Parallelamente alla guerra sulla crescita di utenti, si svolge quella su un altro fronte fondamentale come quello della pubblicità. Nel 2015 anche l’Europa ha visto il sorpasso della raccolta digitale su quella televisiva, con 36,4 miliardi di euro contro i 33,3 miliardi investiti sul piccolo schermo (fonte IAB). Un incremento pari al 31% anno su anno, che ha permesso anche al Vecchio Continente di compiere il giro di boa già avvenuto negli USA nel 2013. Nel complesso si tratta di 30 miliardi di euro guadagnati in 10 anni, con una CAGR del 20,9%.

In un simile contesto di espansione generalizzata, il segmento video ha registrato nel 2015 una performance migliore della media del comparto, incrementando la propria raccolta online di 35,8 punti percentuali e raggiungendo la somma di 2,3 miliardi di euro. Da sottolineare come l’Italia si collochi tra i 5 top spender dell’advertising video online, con 242 milioni di euro investiti nel 2015, nonché addirittura al primo posto in termini di incremento anno su anno, con un +128,5% che la pone di circa 4 volte avanti alla media europea. Le ragioni dell’esplosione di questo formato, secondo il parere dello IAB (Internet Advertising Bureau) che ha elaborato i suddetti dati, sono facili da individuare: i brand hanno necessità di posizionarsi laddove gli utenti fruiscono dei contenuti online e questo avviene sempre di più tramite il mezzo dei video. Tale segmento è giunto perciò a contare in Europa per il 16,7% del ramo display, il più consistente della raccolta online, ma date le dimensioni ancora contenute dell’investimento totale, si può anche immaginare che il risultato continui a migliorare nei prossimi anni.

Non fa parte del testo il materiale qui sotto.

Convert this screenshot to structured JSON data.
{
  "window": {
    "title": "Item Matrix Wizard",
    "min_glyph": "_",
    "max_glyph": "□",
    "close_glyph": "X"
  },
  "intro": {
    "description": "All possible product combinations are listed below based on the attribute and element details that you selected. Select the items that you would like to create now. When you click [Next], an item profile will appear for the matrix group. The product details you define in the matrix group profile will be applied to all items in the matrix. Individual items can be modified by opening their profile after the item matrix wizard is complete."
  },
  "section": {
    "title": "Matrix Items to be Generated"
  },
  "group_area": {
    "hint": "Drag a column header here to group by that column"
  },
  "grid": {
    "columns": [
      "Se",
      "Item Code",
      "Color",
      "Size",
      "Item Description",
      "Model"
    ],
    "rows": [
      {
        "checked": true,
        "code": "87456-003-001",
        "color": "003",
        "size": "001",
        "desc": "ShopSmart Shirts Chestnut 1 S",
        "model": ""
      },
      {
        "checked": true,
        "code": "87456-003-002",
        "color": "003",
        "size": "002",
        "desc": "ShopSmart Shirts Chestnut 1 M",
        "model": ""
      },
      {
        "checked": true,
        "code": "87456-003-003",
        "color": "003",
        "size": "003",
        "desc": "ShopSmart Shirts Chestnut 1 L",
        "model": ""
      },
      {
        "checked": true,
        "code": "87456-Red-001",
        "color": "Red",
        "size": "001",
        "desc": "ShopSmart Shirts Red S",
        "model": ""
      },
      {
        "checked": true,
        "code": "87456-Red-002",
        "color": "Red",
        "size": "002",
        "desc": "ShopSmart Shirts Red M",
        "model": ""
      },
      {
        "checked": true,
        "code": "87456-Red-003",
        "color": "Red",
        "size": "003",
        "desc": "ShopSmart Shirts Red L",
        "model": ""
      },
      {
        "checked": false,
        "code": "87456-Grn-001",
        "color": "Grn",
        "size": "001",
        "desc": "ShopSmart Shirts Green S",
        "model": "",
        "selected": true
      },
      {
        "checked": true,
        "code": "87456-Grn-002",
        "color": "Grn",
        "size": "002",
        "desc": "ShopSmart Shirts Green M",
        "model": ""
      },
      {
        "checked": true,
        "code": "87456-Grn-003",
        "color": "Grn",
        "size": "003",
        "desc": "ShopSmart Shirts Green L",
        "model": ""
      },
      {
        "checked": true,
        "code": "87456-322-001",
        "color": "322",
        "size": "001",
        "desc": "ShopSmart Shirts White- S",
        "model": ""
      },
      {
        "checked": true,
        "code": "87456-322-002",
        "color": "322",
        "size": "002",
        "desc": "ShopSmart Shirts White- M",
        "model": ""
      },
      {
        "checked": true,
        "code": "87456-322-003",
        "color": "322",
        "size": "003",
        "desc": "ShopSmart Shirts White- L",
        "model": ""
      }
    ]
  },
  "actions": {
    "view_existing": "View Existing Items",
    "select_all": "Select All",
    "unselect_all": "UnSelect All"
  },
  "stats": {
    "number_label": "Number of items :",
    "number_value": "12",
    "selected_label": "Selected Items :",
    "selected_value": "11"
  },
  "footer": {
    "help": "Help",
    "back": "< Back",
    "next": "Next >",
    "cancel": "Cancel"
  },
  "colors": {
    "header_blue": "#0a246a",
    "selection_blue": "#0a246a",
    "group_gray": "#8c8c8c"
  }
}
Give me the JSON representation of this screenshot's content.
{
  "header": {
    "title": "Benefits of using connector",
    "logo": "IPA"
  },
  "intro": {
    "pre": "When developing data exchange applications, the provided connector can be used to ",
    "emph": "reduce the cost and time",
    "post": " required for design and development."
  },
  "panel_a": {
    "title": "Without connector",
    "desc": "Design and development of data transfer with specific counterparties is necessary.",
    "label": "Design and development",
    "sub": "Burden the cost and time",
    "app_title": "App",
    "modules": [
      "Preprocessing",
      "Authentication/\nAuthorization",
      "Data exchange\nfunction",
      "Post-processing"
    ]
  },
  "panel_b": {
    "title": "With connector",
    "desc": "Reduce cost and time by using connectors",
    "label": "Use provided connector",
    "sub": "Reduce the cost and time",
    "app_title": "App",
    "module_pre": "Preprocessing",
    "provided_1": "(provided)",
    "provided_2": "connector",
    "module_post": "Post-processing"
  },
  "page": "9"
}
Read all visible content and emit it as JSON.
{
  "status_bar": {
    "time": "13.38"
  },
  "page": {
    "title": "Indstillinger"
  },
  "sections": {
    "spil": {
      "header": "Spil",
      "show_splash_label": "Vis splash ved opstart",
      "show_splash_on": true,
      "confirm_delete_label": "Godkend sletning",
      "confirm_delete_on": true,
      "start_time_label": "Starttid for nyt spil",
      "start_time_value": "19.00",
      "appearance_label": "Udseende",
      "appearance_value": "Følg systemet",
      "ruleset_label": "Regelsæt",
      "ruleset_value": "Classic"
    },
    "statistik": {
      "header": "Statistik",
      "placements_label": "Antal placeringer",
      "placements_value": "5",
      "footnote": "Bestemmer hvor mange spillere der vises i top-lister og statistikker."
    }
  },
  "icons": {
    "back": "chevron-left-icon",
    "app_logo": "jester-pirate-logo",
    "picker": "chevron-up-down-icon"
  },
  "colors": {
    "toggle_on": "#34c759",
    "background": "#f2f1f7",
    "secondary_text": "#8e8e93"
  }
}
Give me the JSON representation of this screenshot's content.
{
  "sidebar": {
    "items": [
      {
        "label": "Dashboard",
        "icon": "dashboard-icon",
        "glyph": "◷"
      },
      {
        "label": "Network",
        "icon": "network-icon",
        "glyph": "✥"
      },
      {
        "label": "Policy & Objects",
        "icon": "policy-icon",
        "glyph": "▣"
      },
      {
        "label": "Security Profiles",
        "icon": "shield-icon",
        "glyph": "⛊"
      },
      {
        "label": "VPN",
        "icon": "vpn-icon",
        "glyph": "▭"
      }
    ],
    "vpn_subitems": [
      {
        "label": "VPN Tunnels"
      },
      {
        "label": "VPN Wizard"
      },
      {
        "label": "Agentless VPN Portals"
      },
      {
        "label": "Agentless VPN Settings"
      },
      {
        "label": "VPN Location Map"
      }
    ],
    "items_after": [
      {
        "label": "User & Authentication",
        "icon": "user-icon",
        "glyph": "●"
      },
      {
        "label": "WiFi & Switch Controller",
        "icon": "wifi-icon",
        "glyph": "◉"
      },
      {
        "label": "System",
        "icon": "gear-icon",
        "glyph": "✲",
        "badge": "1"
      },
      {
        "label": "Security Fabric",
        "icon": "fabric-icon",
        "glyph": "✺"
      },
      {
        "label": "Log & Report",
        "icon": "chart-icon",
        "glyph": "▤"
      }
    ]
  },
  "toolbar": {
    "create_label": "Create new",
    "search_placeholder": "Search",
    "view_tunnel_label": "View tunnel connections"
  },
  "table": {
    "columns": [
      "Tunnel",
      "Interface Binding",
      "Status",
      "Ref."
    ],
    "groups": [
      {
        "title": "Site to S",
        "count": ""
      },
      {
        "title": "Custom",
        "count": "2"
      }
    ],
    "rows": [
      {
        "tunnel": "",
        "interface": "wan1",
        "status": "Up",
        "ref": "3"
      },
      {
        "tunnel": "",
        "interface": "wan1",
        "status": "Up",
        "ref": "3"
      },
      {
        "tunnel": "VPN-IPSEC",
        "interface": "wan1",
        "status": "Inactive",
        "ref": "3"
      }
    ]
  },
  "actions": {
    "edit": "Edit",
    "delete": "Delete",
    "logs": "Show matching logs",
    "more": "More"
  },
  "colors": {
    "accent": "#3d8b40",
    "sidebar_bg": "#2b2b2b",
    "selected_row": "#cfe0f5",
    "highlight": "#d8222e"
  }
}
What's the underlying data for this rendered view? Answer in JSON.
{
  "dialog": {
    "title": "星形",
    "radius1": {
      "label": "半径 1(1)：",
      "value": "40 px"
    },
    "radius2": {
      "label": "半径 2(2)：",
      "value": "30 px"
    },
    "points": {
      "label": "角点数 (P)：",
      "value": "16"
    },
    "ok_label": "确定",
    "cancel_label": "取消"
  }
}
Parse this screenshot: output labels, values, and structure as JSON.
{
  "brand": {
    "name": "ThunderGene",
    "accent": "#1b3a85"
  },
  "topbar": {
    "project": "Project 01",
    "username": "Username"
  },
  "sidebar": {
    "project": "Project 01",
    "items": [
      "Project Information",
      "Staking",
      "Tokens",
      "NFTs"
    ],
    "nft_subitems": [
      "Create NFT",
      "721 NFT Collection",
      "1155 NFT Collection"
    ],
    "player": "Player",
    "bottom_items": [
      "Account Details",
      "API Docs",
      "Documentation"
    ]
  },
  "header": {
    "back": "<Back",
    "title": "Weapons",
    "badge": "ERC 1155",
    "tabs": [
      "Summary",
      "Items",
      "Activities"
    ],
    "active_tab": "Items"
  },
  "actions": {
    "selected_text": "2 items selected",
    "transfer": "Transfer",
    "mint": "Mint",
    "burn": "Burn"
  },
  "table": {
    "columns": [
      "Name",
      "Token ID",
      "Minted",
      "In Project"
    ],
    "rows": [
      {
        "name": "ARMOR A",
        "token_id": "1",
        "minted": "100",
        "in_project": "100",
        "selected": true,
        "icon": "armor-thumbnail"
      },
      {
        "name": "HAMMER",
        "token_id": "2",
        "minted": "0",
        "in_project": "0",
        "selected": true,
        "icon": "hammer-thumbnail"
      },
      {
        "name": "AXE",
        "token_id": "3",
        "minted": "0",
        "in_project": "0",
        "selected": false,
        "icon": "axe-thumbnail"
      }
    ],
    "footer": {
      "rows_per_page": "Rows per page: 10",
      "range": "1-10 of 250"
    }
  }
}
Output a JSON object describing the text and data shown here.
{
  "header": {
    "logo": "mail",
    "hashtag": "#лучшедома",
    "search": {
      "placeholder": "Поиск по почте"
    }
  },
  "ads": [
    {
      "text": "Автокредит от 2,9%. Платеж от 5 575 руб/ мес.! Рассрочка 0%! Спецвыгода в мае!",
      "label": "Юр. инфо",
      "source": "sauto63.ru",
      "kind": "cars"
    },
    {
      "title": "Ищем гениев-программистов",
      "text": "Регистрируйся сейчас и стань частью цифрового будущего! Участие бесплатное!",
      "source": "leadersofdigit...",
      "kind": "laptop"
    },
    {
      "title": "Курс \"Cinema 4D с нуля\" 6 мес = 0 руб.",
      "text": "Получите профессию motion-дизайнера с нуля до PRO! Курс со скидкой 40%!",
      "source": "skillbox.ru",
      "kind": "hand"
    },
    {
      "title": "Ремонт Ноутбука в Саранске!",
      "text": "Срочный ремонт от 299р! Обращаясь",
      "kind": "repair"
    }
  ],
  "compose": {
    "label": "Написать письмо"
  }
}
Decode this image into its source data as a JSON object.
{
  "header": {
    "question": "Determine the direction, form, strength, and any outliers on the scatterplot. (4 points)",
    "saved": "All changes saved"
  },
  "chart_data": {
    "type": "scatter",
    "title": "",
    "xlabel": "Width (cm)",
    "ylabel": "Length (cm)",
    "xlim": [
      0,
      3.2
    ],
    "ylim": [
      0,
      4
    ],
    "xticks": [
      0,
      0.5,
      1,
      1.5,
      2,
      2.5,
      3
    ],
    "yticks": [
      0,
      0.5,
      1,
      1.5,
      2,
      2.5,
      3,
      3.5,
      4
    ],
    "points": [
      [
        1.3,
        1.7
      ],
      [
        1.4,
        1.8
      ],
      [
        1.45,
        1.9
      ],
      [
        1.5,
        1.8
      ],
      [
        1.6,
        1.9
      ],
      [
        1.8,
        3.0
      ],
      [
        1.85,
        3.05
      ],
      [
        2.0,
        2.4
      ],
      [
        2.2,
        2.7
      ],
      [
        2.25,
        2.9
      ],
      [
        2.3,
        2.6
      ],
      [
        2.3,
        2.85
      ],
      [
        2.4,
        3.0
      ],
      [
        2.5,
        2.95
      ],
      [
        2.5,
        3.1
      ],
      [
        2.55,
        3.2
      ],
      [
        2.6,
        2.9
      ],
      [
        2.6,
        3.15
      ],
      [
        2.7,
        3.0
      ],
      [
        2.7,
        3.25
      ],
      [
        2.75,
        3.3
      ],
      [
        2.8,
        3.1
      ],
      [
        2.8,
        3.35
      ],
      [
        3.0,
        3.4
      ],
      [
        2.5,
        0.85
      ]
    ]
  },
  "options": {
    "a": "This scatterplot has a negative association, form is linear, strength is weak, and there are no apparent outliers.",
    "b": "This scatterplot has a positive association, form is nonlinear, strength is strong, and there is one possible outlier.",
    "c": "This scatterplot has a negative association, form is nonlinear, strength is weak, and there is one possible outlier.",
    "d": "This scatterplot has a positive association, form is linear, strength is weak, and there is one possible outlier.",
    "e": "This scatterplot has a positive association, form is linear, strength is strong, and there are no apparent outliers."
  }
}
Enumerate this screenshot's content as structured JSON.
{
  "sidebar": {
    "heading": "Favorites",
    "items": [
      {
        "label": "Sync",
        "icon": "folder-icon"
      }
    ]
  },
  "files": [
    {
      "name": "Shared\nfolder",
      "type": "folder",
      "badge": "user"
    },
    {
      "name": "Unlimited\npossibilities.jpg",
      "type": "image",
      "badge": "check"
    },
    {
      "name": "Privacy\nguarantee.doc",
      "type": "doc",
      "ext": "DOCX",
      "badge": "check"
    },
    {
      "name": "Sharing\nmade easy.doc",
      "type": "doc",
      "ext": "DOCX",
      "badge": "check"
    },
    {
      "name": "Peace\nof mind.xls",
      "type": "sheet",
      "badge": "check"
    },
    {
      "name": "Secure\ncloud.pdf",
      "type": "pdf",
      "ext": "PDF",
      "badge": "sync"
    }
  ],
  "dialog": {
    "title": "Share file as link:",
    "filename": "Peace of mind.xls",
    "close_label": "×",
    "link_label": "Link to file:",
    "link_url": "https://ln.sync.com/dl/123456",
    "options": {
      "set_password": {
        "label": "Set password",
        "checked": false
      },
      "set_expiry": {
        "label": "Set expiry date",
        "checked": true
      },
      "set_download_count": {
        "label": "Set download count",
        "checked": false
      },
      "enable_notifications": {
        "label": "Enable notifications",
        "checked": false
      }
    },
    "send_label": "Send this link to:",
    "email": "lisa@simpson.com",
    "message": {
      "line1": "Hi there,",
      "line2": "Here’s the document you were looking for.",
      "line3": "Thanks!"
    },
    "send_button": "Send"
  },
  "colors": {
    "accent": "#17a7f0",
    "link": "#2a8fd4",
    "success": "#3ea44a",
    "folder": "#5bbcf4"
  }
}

Dando uno sguardo al contesto internazionale, secondo il Global Entertainment & Media Outlook elaborato come ogni anno da Pwc, il 2016 sarà l’anno in cui l’advertising sul web supererà quello della tv a livello mondiale . Negli USA la portata del fenomeno è tale che si è già espansa a un altro comparto fondamentale della pubblicità online come i social network. È senza dubbio vero che i colossi del web non forniscono tendenzialmente un break down dei loro ricavi per formato dell’advertising e risulta perciò difficile scorporare il risultato dei soli video online, o ancor più cercare di geolocalizzarne la performance. Si tratta comunque di un confronto che dà la misura degli interessi in gioco e della sfida posta dai disruptor digitali non solo ai broadcaster tradizionali, ma anche ai concorrenti che cercano di superare la difficile fase del consolidamento dopo la rapida scesa nel sempre più competitivo mercato dell’intrattenimento connesso.